This poem is so romantic! My English teacher used this to propose to his wife! :)
My Thoughts
2003-10-06
Added by: Monkeyman
I think that E. E. Cummings is trying to convey the message that we should live by some kind of romantic instinct rather than reason. I think that Cummings is stating that there is no equation or logic to love, but that it just happens. I think Cummings is telling the reader that it is better to love blindly than to try logically reason why it is that you love someone.
2003-11-09
Added by: Ally
This is one of my favorite Cummings poems, and it is its laughing unconcernedness that I enjoy most. I think its statement is that love is like the proverbial bumblebee (which shouldn't be able to fly but does anyway); it exists without and perhaps in spite of rules and reason. I pondered about the last line for a while, and I think it means that love doesn't have to be portentous and serious like death.
Beautiful, beautiful
2003-12-04
Added by: Jessica
This is my all-time favorite poem. It rings not only of romantic love, but of a deeper love of the English language. As an English major, I fully appreciate cummings' notion that if we all pay attention to the syntactical nuances of our language, so much beauty and love would be lost. We cannot hope to write what it means to be alive in a paragraph, nor can we restrict death to a carefully encapsulated set of partheses. I would love to be immortalized in such a work as this...but one must remember that cummings was a master manipulator of the English language, and this poem may relate to that as well.
death is not )
2004-05-21
Added by: Josh
what must be payed closer attention to is that cummings says parenthesIs*, not parenthesEs* he does not mean that death is not in parentheses, he means death is not A parenthesis. in other words, if life were portrayed as this:
birth-->( L I F E )( L I F E D E A T H
where it is left open-ended, as in there is much more to come
"for life's not a paragraph" is just a way to reinforce his previous statement that "who pays any attention / to the syntax of things / will never wholly kiss you;" cummings means that life is literally not a paragraph, so there is no reason to pay attention to sytax; enjoy everyday as if it were the last, carpe diem
2004-11-04
Added by: Daniel
One of my favorites.
Another interesting interpretation of the poem (that complements rather than contradicts what else has been said here) comes from reading "syntax" as "sin tax"--"who PAYS any attention/to the SIN TAX of things/will never HOLY kiss you//HOLY to be a fool/while Spring is in the world"

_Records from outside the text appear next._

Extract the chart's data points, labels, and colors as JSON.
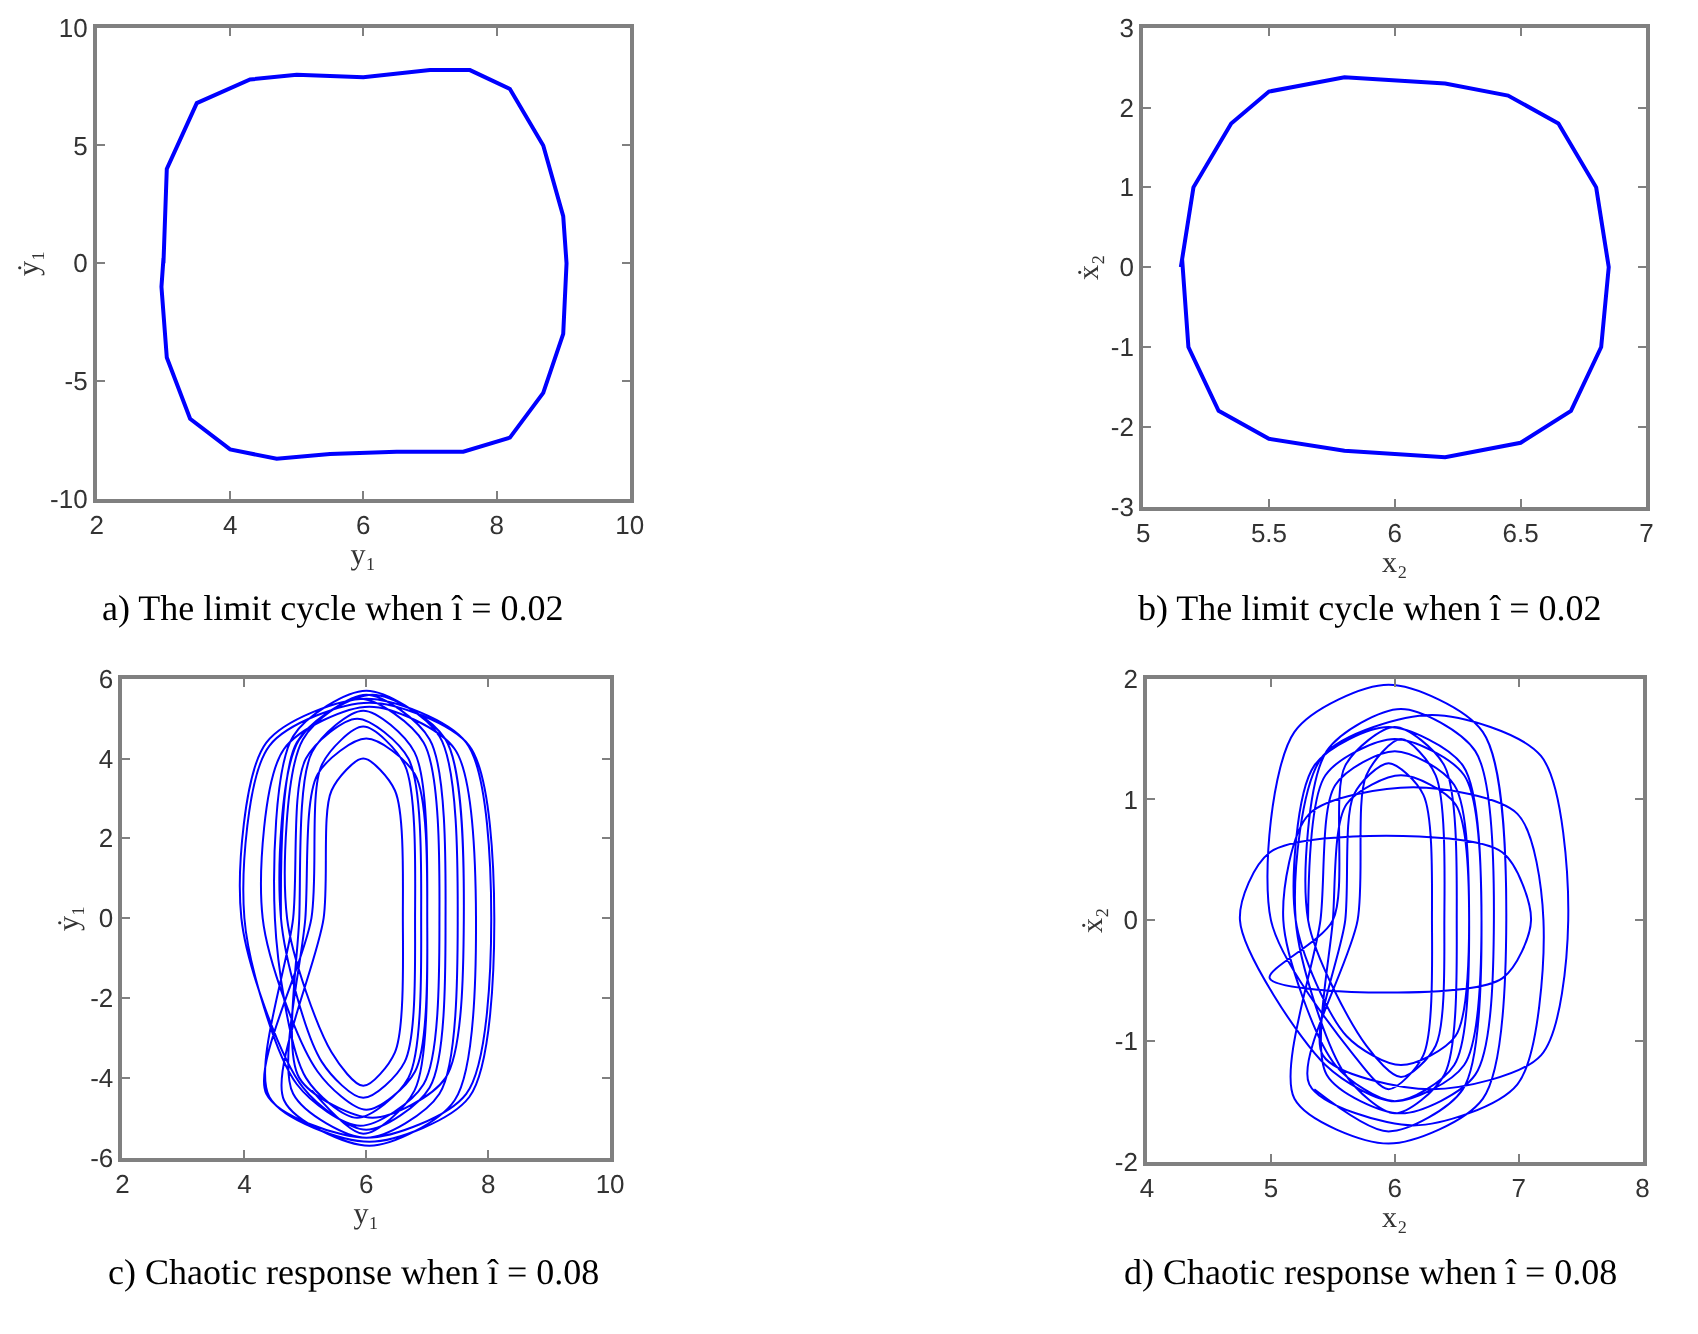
{
  "chart_data": [
    {
      "type": "line",
      "title": "a) The limit cycle when î = 0.02",
      "xlabel": "y₁",
      "ylabel": "ẏ₁",
      "xlim": [
        2,
        10
      ],
      "xticks": [
        2,
        4,
        6,
        8,
        10
      ],
      "ylim": [
        -10,
        10
      ],
      "yticks": [
        -10,
        -5,
        0,
        5,
        10
      ],
      "marker": "none",
      "line_style": "solid",
      "series": [
        {
          "color": "#0000ff",
          "x": [
            3.0,
            3.05,
            3.5,
            4.3,
            5.0,
            6.0,
            7.0,
            7.6,
            8.2,
            8.7,
            9.0,
            9.05,
            9.0,
            8.7,
            8.2,
            7.5,
            6.5,
            5.5,
            4.7,
            4.0,
            3.4,
            3.05,
            2.97,
            3.0
          ],
          "values": [
            0,
            4,
            6.8,
            7.8,
            8.0,
            7.9,
            8.2,
            8.2,
            7.4,
            5,
            2,
            0,
            -3,
            -5.5,
            -7.4,
            -8.0,
            -8.0,
            -8.1,
            -8.3,
            -7.9,
            -6.6,
            -4,
            -1,
            0.2
          ]
        }
      ]
    },
    {
      "type": "line",
      "title": "b) The limit cycle when î = 0.02",
      "xlabel": "x₂",
      "ylabel": "ẋ₂",
      "xlim": [
        5,
        7
      ],
      "xticks": [
        5,
        5.5,
        6,
        6.5,
        7
      ],
      "ylim": [
        -3,
        3
      ],
      "yticks": [
        -3,
        -2,
        -1,
        0,
        1,
        2,
        3
      ],
      "marker": "none",
      "line_style": "solid",
      "series": [
        {
          "color": "#0000ff",
          "x": [
            5.15,
            5.2,
            5.35,
            5.5,
            5.8,
            6.2,
            6.45,
            6.65,
            6.8,
            6.85,
            6.82,
            6.7,
            6.5,
            6.2,
            5.8,
            5.5,
            5.3,
            5.18,
            5.155
          ],
          "values": [
            0,
            1.0,
            1.8,
            2.2,
            2.38,
            2.3,
            2.15,
            1.8,
            1.0,
            0,
            -1.0,
            -1.8,
            -2.2,
            -2.38,
            -2.3,
            -2.15,
            -1.8,
            -1.0,
            0.1
          ]
        }
      ]
    },
    {
      "type": "line",
      "title": "c) Chaotic response when î = 0.08",
      "xlabel": "y₁",
      "ylabel": "ẏ₁",
      "xlim": [
        2,
        10
      ],
      "xticks": [
        2,
        4,
        6,
        8,
        10
      ],
      "ylim": [
        -6,
        6
      ],
      "yticks": [
        -6,
        -4,
        -2,
        0,
        2,
        4,
        6
      ],
      "marker": "none",
      "line_style": "solid",
      "series": [
        {
          "color": "#0000ff",
          "x": [
            4.6,
            4.86,
            5.9,
            6.94,
            7.2,
            6.94,
            5.9,
            4.86,
            4.0,
            4.41,
            6.05,
            7.69,
            8.1,
            7.69,
            6.05,
            4.41,
            4.8,
            5.01,
            5.85,
            6.69,
            6.9,
            6.69,
            5.85,
            5.01,
            4.5,
            4.8,
            6.0,
            7.2,
            7.5,
            7.2,
            6.0,
            4.8,
            5.0,
            5.2,
            6.0,
            6.8,
            7.0,
            6.8,
            6.0,
            5.2,
            4.3,
            4.65,
            6.05,
            7.45,
            7.8,
            7.45,
            6.05,
            4.65,
            5.3,
            5.43,
            5.95,
            6.47,
            6.6,
            6.47,
            5.95,
            5.43,
            4.7,
            4.96,
            6.0,
            7.04,
            7.3,
            7.04,
            6.0,
            4.96,
            3.95,
            4.36,
            6.0,
            7.64,
            8.05,
            7.64,
            6.0,
            4.36,
            5.1,
            5.27,
            5.95,
            6.63,
            6.8,
            6.63,
            5.95,
            5.27,
            4.6,
            4.9,
            6.1,
            7.3,
            7.6,
            7.3,
            6.1,
            4.9,
            4.9,
            5.11,
            5.95,
            6.79,
            7.0,
            6.79,
            5.95,
            5.11
          ],
          "values": [
            0,
            4.4,
            5.5,
            4.4,
            0,
            -4.16,
            -5.2,
            -4.16,
            0,
            4.32,
            5.4,
            4.32,
            0,
            -4.48,
            -5.6,
            -4.48,
            0,
            4.0,
            5.0,
            4.0,
            0,
            -4.0,
            -5.0,
            -4.0,
            0,
            4.56,
            5.7,
            4.56,
            0,
            -4.4,
            -5.5,
            -4.4,
            0,
            3.6,
            4.5,
            3.6,
            0,
            -3.84,
            -4.8,
            -3.84,
            0,
            4.24,
            5.3,
            4.24,
            0,
            -4.56,
            -5.7,
            -4.56,
            0,
            3.2,
            4.0,
            3.2,
            0,
            -3.36,
            -4.2,
            -3.36,
            0,
            4.48,
            5.6,
            4.48,
            0,
            -4.24,
            -5.3,
            -4.24,
            0,
            4.4,
            5.5,
            4.4,
            0,
            -4.4,
            -5.5,
            -4.4,
            0,
            3.84,
            4.8,
            3.84,
            0,
            -3.6,
            -4.5,
            -3.6,
            0,
            4.48,
            5.6,
            4.48,
            0,
            -4.0,
            -5.0,
            -4.0,
            0,
            4.16,
            5.2,
            4.16,
            0,
            -4.32,
            -5.4,
            -4.32
          ]
        }
      ]
    },
    {
      "type": "line",
      "title": "d) Chaotic response when î = 0.08",
      "xlabel": "x₂",
      "ylabel": "ẋ₂",
      "xlim": [
        4,
        8
      ],
      "xticks": [
        4,
        5,
        6,
        7,
        8
      ],
      "ylim": [
        -2,
        2
      ],
      "yticks": [
        -2,
        -1,
        0,
        1,
        2
      ],
      "marker": "none",
      "line_style": "solid",
      "series": [
        {
          "color": "#0000ff",
          "x": [
            5.3,
            5.44,
            6.0,
            6.56,
            6.7,
            6.56,
            6.0,
            5.44,
            4.75,
            4.99,
            5.93,
            6.87,
            7.1,
            6.87,
            5.93,
            4.99,
            5.5,
            5.6,
            6.0,
            6.4,
            6.5,
            6.4,
            6.0,
            5.6,
            5.2,
            5.42,
            6.3,
            7.18,
            7.4,
            7.18,
            6.3,
            5.42,
            5.6,
            5.67,
            5.95,
            6.23,
            6.3,
            6.23,
            5.95,
            5.67,
            5.0,
            5.19,
            5.95,
            6.71,
            6.9,
            6.71,
            5.95,
            5.19,
            5.4,
            5.52,
            6.0,
            6.48,
            6.6,
            6.48,
            6.0,
            5.52,
            5.1,
            5.31,
            6.15,
            6.99,
            7.2,
            6.99,
            6.15,
            5.31,
            5.7,
            5.77,
            6.05,
            6.33,
            6.4,
            6.33,
            6.05,
            5.77,
            5.3,
            5.45,
            6.05,
            6.65,
            6.8,
            6.65,
            6.05,
            5.45,
            5.5,
            5.61,
            6.05,
            6.49,
            6.6,
            6.49,
            6.05,
            5.61,
            5.2,
            5.35,
            5.95,
            6.55,
            6.7,
            6.55,
            5.95,
            5.35
          ],
          "values": [
            0,
            1.2,
            1.5,
            1.2,
            0,
            -1.2,
            -1.5,
            -1.2,
            0,
            0.56,
            0.7,
            0.56,
            0,
            -0.48,
            -0.6,
            -0.48,
            0,
            1.28,
            1.6,
            1.28,
            0,
            -1.28,
            -1.6,
            -1.28,
            0,
            1.36,
            1.7,
            1.36,
            0,
            -1.12,
            -1.4,
            -1.12,
            0,
            1.04,
            1.3,
            1.04,
            0,
            -1.12,
            -1.4,
            -1.12,
            0,
            1.56,
            1.95,
            1.56,
            0,
            -1.48,
            -1.85,
            -1.48,
            0,
            1.12,
            1.4,
            1.12,
            0,
            -1.2,
            -1.5,
            -1.2,
            0,
            0.88,
            1.1,
            0.88,
            0,
            -1.36,
            -1.7,
            -1.36,
            0,
            1.2,
            1.5,
            1.2,
            0,
            -1.04,
            -1.3,
            -1.04,
            0,
            1.4,
            1.75,
            1.4,
            0,
            -1.28,
            -1.6,
            -1.28,
            0,
            0.96,
            1.2,
            0.96,
            0,
            -0.96,
            -1.2,
            -0.96,
            0,
            1.28,
            1.6,
            1.28,
            0,
            -1.4,
            -1.75,
            -1.4
          ]
        }
      ]
    }
  ]
}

in other words, anyone who "pays a sin tax" (worries about the rightness or wrongness of this love?) will never be able to completely love, or to love in a holy way, since its holy to be a fool while spring is in the world.
Not that I would necessarily agree, but I think it's a beautiful, clever way of making the point.
And...
2005-10-20
Added by: Zach
Rather clever that the only word capitalized in the poem is "And."
Which would never start a sentence and be capitalized... in proper syntax of course...
syntax
2005-12-02
Added by: Diane
I really enjoyed his poem. He writes about how whe you're in love/lust you lose all sight of structure and I think it's neat that his poem has no structure itself. Brilliant
can never forget this
2006-08-19
Added by: Kelly
I am a 33 year old science teacher who has not found much time and enjoyment in reading poetry throughout my years. But I remember the day and minute that I first read his poem and it was 19 years ago! I have never been so moved by "mere" words on a page. I feel this poems speaks to the very essence of what first love and true love should always be...free and instinctual, not controled by logic, but passion. It revels in love's flirtatious "giddyness" (spelling?) I adore this poem and find myself looking it up to read often.